4.) Homeotic genes: specify the types of appendages/structures that will form on each segment. a.) Mutations in these put structures in the wrong places.
b.) Homeotic genes encode transcription factors that turn on genes responsible for the development of specific appendages. Read about the development of the worm C. elegans starting on page 425.
Important Lessons learned from C. elegans A.) Sequential inductions drive organ formation – one cell signals another & then that cells signals another, etc. B.) The effect of an inducer can depend on its concentration (just like with cytoplasmic determinants)
C.) Inducers produce their effects via signal transduction pathways. D.) Induced cell’s response is usually the activation of genes specific to a certain type of cell.
E.) Programmed cell suicide, apoptosis, is crucial in normal development. 1.) Normal development of nervous system, immune system & formation of hands & feet rely on apoptosis during development.

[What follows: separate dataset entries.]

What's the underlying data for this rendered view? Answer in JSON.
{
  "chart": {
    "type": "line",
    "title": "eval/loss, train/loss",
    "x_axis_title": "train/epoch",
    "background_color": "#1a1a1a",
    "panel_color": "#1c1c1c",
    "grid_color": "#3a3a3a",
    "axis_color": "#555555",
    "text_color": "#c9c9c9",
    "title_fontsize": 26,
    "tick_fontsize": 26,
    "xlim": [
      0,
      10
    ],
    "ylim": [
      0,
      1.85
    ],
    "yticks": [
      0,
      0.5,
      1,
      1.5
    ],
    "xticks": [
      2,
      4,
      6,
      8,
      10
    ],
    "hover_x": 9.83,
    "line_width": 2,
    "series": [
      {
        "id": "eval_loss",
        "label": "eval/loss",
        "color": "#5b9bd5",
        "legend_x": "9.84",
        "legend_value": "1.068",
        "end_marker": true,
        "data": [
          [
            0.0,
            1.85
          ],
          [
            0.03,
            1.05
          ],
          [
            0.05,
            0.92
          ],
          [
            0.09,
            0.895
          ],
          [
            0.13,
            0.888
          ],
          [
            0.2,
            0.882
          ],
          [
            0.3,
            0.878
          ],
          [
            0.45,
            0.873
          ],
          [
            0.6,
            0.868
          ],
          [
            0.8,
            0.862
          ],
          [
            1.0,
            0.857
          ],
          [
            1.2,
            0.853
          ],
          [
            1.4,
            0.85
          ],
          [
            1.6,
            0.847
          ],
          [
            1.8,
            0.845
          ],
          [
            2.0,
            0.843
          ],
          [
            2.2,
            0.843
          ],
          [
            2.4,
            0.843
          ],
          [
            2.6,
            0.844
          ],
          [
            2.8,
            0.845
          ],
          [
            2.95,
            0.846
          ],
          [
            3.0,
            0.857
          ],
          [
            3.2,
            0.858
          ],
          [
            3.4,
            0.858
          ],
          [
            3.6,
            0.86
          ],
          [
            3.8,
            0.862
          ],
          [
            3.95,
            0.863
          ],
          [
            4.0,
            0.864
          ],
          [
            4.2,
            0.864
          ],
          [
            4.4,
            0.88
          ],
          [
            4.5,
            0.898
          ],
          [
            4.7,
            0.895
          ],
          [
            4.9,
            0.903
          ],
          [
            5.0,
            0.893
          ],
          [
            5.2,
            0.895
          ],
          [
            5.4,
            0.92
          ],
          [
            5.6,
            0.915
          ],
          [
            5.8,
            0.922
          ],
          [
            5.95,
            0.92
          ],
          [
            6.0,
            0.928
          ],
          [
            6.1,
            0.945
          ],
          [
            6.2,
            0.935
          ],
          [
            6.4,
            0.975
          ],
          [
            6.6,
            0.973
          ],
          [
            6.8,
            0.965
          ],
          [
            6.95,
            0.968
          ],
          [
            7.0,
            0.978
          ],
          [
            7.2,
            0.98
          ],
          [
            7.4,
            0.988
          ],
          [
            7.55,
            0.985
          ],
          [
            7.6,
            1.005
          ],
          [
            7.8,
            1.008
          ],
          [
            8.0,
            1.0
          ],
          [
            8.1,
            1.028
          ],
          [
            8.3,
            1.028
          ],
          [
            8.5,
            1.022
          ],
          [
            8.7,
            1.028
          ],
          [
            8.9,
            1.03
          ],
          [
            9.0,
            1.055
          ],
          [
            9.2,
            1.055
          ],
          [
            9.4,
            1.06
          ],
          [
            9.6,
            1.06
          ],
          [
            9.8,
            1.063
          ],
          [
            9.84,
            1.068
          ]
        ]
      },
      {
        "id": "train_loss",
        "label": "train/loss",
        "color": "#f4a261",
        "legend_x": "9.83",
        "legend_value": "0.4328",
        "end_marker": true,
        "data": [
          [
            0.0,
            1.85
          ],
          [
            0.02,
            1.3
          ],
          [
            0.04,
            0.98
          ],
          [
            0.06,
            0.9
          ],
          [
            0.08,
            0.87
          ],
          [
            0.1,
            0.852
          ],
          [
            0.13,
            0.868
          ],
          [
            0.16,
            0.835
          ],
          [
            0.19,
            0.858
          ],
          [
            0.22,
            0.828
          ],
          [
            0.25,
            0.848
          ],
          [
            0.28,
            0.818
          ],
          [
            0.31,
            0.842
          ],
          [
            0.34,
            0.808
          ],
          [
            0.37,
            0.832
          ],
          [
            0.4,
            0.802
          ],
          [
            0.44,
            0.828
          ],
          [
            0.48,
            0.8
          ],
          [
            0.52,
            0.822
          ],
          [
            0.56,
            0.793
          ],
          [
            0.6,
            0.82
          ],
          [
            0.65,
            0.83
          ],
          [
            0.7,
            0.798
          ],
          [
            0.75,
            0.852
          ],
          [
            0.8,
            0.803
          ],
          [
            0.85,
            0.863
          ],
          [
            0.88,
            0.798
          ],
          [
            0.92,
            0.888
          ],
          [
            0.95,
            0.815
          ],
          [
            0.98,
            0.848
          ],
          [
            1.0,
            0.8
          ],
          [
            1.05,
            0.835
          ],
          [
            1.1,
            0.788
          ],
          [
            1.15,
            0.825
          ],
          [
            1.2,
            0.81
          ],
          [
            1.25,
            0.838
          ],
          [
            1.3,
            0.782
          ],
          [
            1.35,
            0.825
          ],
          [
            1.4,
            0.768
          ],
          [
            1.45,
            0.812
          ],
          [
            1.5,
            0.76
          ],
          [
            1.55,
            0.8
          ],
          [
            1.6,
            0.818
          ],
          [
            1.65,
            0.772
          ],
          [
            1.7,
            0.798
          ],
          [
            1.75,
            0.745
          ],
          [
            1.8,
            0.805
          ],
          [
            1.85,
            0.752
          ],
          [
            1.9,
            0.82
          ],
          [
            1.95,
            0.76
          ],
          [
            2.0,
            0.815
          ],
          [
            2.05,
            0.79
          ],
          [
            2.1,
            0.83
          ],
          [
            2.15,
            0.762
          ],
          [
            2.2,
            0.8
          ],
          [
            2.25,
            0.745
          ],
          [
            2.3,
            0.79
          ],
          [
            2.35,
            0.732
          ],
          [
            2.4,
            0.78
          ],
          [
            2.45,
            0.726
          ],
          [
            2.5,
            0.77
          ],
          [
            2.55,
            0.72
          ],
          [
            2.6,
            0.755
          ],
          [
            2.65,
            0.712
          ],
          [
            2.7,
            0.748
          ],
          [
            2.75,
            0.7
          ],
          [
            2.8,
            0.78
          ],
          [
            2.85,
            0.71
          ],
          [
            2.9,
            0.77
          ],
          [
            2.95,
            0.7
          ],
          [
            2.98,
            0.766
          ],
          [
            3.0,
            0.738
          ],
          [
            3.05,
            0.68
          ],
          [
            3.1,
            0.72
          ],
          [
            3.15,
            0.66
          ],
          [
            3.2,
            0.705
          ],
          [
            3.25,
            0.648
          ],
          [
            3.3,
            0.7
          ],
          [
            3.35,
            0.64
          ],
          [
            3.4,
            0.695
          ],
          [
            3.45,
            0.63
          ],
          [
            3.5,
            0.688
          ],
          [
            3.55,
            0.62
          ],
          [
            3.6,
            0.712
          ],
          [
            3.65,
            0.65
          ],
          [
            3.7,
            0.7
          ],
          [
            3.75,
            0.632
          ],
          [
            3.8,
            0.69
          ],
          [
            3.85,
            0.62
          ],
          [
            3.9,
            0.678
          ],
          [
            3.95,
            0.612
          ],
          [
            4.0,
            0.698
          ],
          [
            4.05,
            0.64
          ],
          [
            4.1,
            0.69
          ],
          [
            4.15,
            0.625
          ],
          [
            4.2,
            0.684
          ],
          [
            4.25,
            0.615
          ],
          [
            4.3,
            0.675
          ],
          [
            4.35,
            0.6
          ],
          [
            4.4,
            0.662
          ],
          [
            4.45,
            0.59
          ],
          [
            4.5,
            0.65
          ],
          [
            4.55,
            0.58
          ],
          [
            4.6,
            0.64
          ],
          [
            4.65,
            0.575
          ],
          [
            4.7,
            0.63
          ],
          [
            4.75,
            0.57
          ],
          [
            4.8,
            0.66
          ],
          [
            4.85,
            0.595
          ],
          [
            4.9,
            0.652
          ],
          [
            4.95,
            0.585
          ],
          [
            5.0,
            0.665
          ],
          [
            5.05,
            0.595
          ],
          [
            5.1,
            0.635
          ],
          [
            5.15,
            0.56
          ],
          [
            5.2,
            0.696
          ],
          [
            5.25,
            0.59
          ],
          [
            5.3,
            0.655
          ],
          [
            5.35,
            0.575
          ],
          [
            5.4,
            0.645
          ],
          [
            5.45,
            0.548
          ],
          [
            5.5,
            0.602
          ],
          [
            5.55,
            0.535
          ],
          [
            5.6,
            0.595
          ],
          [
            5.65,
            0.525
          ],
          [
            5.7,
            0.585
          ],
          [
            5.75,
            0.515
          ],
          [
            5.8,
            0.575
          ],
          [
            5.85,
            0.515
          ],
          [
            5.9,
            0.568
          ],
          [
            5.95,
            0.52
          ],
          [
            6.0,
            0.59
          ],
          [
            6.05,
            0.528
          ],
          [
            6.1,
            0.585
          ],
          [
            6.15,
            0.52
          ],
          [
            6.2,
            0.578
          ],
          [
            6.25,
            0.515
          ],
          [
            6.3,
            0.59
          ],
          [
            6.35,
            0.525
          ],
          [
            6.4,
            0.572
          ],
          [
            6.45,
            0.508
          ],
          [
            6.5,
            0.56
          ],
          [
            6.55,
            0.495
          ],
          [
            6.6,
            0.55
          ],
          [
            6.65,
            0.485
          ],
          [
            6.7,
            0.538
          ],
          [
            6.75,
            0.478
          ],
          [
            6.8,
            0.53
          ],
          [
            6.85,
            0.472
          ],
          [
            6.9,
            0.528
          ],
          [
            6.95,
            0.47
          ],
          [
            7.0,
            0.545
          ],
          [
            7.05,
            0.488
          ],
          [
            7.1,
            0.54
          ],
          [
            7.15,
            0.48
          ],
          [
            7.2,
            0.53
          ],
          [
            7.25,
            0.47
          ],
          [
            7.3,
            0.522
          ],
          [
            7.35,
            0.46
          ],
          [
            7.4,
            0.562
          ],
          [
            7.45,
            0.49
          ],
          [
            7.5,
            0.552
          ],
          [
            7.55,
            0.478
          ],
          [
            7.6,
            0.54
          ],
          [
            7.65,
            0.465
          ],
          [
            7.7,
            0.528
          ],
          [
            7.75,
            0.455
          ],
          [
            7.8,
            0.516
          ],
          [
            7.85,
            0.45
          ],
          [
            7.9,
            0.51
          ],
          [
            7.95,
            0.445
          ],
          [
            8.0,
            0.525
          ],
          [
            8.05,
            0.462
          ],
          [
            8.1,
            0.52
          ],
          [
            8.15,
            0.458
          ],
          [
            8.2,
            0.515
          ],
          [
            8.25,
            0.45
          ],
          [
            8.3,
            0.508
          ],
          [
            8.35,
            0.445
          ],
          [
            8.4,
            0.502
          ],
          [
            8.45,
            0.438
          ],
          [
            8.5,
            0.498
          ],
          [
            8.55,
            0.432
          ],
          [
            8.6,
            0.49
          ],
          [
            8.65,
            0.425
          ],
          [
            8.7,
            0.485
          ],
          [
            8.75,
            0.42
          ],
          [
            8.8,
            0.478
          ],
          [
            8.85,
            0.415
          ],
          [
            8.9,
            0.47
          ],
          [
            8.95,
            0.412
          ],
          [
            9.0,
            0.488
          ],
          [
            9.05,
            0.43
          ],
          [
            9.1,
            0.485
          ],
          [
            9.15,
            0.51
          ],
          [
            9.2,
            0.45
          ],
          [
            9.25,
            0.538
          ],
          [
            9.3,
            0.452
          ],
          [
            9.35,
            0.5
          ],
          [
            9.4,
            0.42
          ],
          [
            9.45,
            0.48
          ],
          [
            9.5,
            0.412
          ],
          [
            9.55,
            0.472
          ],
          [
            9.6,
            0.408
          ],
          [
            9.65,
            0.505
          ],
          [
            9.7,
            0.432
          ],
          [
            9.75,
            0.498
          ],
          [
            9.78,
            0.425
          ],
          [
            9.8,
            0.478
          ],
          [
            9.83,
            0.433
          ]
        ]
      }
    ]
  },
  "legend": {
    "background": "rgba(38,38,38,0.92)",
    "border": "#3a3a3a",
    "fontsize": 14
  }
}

Evolutionary Developmental Biology A.) Study the evolution of developmental processes & how changes in these processes can modify existing phenotypes or lead to new ones. B.) Homeotic genes of fruit flies all have a specific nucleotide sequence called the homeobox. 1.) This same sequence has been discovered in the homeotic genes of many other animals.
2.) Homeotic genes in animals are usually called Hox genes. 3.) The presence of the homeobox sequence among diverse animals suggests it evolved very early & its conservation suggests its importance.
Even the placement of homeotic genes on chromosomes is the same among some very different organisms.
C.) Small changes in homeotic (Hox) genes can lead to big changes in body structures & organization.